The system automatically found and fixed systematic errors in a major AI benchmark, improving ranking accuracy.

Deep Dive

A research team has unveiled EigenData, a novel platform designed to solve a critical bottleneck in AI development: creating high-quality, domain-specific training data for function-calling agents. These agents are large language models (LLMs) that can invoke tools and APIs to perform tasks, but they require complex, realistic data that spans executable code environments, backing databases, and multi-step conversational trajectories. EigenData automates this entire lifecycle through a multi-agent architecture. A central orchestrator, called EigenCore, coordinates three specialized sub-systems: a DatabaseAgent for constructing realistic domain databases, a CodingAgent for generating verified executable environments through iterative test-debug loops, and a DataAgent for synthesizing multi-turn conversational data with self-optimizing prompts. Cross-component feedback ensures all generated artifacts remain consistent.

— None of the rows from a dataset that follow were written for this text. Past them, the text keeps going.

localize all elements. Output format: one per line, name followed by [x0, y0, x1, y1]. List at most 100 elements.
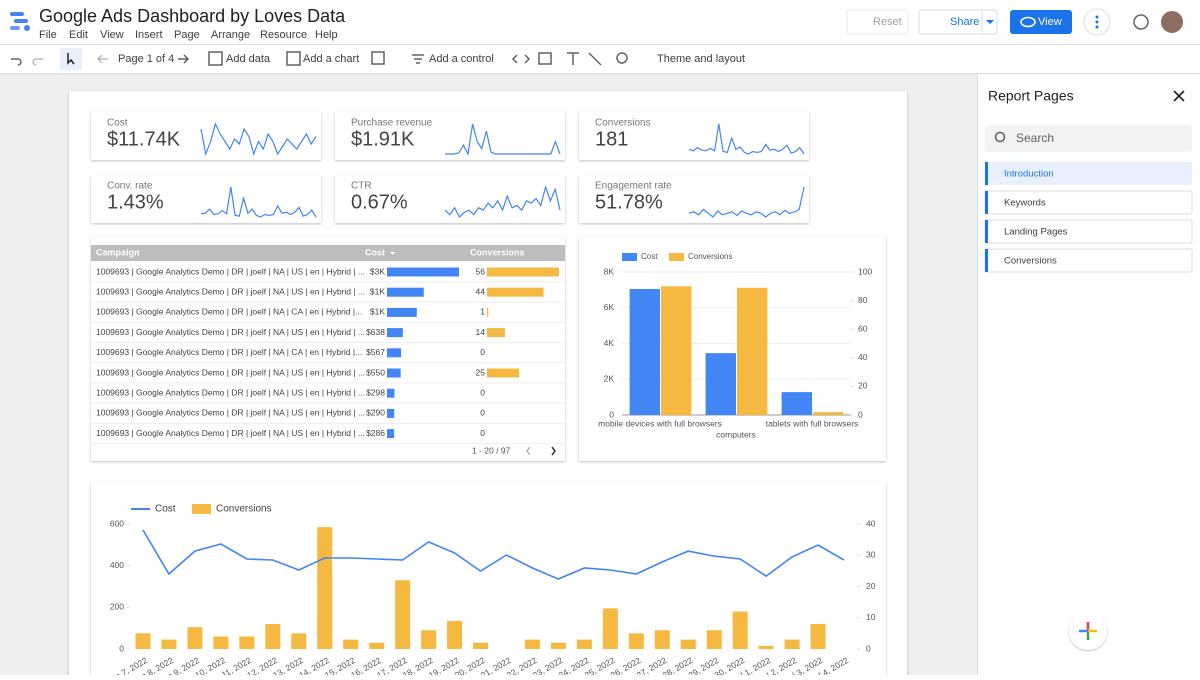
share-menu[interactable]: [986, 20, 994, 24]
pagination: 1 - 20 / 97: [472, 445, 511, 455]
bar: [628, 633, 644, 649]
bar: [135, 633, 151, 649]
axis-tick-label: 80: [858, 295, 868, 305]
cost-bar: [387, 429, 395, 439]
menu-item[interactable]: Insert: [135, 29, 163, 41]
sparkline: [688, 123, 805, 155]
view-button[interactable]: [1010, 10, 1072, 34]
legend-label: Conversions: [688, 252, 732, 261]
x-tick-label: computers: [716, 429, 756, 439]
bar: [317, 527, 333, 649]
axis-tick-label: 30: [866, 550, 876, 560]
axis-tick-label: 100: [858, 266, 872, 276]
conversions-bar: [487, 307, 489, 317]
conversions-bar: [487, 287, 544, 297]
axis-tick-label: 0: [858, 409, 863, 419]
conversions-bar: [487, 267, 559, 277]
campaign-cell: 1009693 | Google Analytics Demo | DR | j…: [96, 428, 365, 438]
campaign-cell: 1009693 | Google Analytics Demo | DR | j…: [96, 387, 365, 397]
legend-swatch: [669, 253, 684, 261]
bar: [550, 642, 566, 649]
scorecard-value: 181: [595, 128, 628, 150]
share-button[interactable]: [918, 9, 998, 35]
avatar[interactable]: [1161, 11, 1183, 33]
view-icon: [1020, 16, 1036, 28]
menu-item[interactable]: Help: [315, 29, 338, 41]
cost-bar: [387, 348, 402, 358]
axis-tick-label: 0: [119, 643, 124, 653]
page-item[interactable]: [985, 162, 1192, 185]
scorecard: [579, 175, 809, 223]
sparkline: [444, 184, 561, 218]
bar: [661, 286, 692, 415]
axis-tick-label: 400: [110, 560, 124, 570]
help-button[interactable]: [1133, 14, 1149, 30]
search-box[interactable]: [985, 125, 1192, 152]
prev-page[interactable]: [526, 446, 531, 456]
scorecard-label: CTR: [351, 181, 372, 192]
menu-item[interactable]: Edit: [69, 29, 88, 41]
sparkline: [200, 122, 317, 157]
campaign-cell: 1009693 | Google Analytics Demo | DR | j…: [96, 327, 365, 337]
cost-bar: [387, 287, 424, 297]
add-data[interactable]: Add data: [226, 53, 271, 65]
scorecard-label: Purchase revenue: [351, 118, 433, 129]
x-tick-label: mobile devices with full browsers: [598, 418, 722, 428]
bar: [187, 627, 203, 649]
bar: [654, 630, 670, 649]
column-header[interactable]: Campaign: [96, 247, 140, 257]
scorecard-label: Engagement rate: [595, 181, 672, 192]
menu-item[interactable]: Page: [174, 29, 200, 41]
reset-label: Reset: [873, 16, 902, 28]
scorecard-value: 51.78%: [595, 191, 663, 213]
close-panel[interactable]: [1173, 90, 1185, 102]
sort-icon: [390, 252, 395, 255]
page-marker: [985, 249, 988, 272]
axis-tick-label: 20: [866, 581, 876, 591]
cost-bar: [387, 408, 395, 418]
menu-item[interactable]: Arrange: [211, 29, 250, 41]
axis-tick-label: 40: [858, 352, 868, 362]
menu-item[interactable]: View: [100, 29, 124, 41]
theme-layout[interactable]: Theme and layout: [657, 53, 745, 65]
scorecard: [579, 112, 809, 160]
bar: [781, 392, 812, 415]
column-header[interactable]: Cost: [365, 247, 385, 257]
bar: [706, 630, 722, 649]
sparkline: [200, 186, 317, 218]
bar: [447, 620, 463, 649]
scorecard-label: Conversions: [595, 118, 651, 129]
legend-label: Cost: [155, 504, 176, 515]
conversions-bar: [487, 368, 520, 378]
cost-bar: [387, 388, 395, 398]
bar: [810, 624, 826, 649]
conversions-cell: 0: [480, 347, 485, 357]
page-indicator: Page 1 of 4: [118, 53, 174, 65]
cost-cell: $1K: [370, 307, 385, 317]
bar: [629, 288, 660, 415]
reset-button[interactable]: [846, 9, 909, 35]
axis-tick-label: 0: [866, 643, 871, 653]
report-title[interactable]: Google Ads Dashboard by Loves Data: [39, 6, 346, 26]
cost-cell: $290: [366, 408, 385, 418]
bar: [680, 639, 696, 649]
axis-tick-label: 4K: [604, 338, 615, 348]
conversions-bar: [487, 328, 505, 338]
menu-item[interactable]: Resource: [260, 29, 307, 41]
bar: [758, 645, 774, 649]
next-page[interactable]: [551, 446, 556, 456]
menu-item[interactable]: File: [39, 29, 57, 41]
add-control[interactable]: Add a control: [429, 53, 494, 65]
sparkline: [688, 186, 805, 218]
bar: [239, 636, 255, 649]
axis-tick-label: 0: [609, 409, 614, 419]
conversions-cell: 14: [476, 327, 486, 337]
axis-tick-label: 40: [866, 518, 876, 528]
bar: [343, 639, 359, 649]
campaign-cell: 1009693 | Google Analytics Demo | DR | j…: [96, 367, 365, 377]
column-header[interactable]: Conversions: [470, 247, 525, 257]
campaign-cell: 1009693 | Google Analytics Demo | DR | j…: [96, 408, 365, 418]
page-label: Conversions: [1004, 256, 1057, 267]
add-chart[interactable]: Add a chart: [303, 53, 359, 65]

To demonstrate its power, the researchers applied EigenData to audit and repair the Berkeley Function-Calling Leaderboard (BFCL-V3), a major benchmark for evaluating AI agents. The platform systematically identified errors in function schemas, code implementations, and reference answer trajectories. It then automatically corrected these issues through coordinated schema refinement, code-level bug fixes, and trajectory modifications. Crucially, the team also introduced a new "outcome-aware" evaluation protocol that assesses an agent's success based on the correctness of the final database state, rather than just matching its steps to a predefined path. The result was a repaired benchmark that produces model rankings substantially better correlated with human judgments of functional correctness, highlighting flaws in previous evaluation methods.

Key Points
  • Automates the full data lifecycle for training function-calling AI agents through a coordinated multi-agent system (DatabaseAgent, CodingAgent, DataAgent).
  • Successfully audited and repaired the Berkeley Function-Calling Leaderboard (BFCL-V3), fixing systematic errors in schemas, code, and reference trajectories.
  • Introduced an outcome-aware evaluation protocol that improved the correlation between benchmark rankings and human judgment by assessing final database state.

Why It Matters

Provides a scalable, automated solution for creating reliable training data and benchmarks, which is essential for developing robust, real-world AI agents.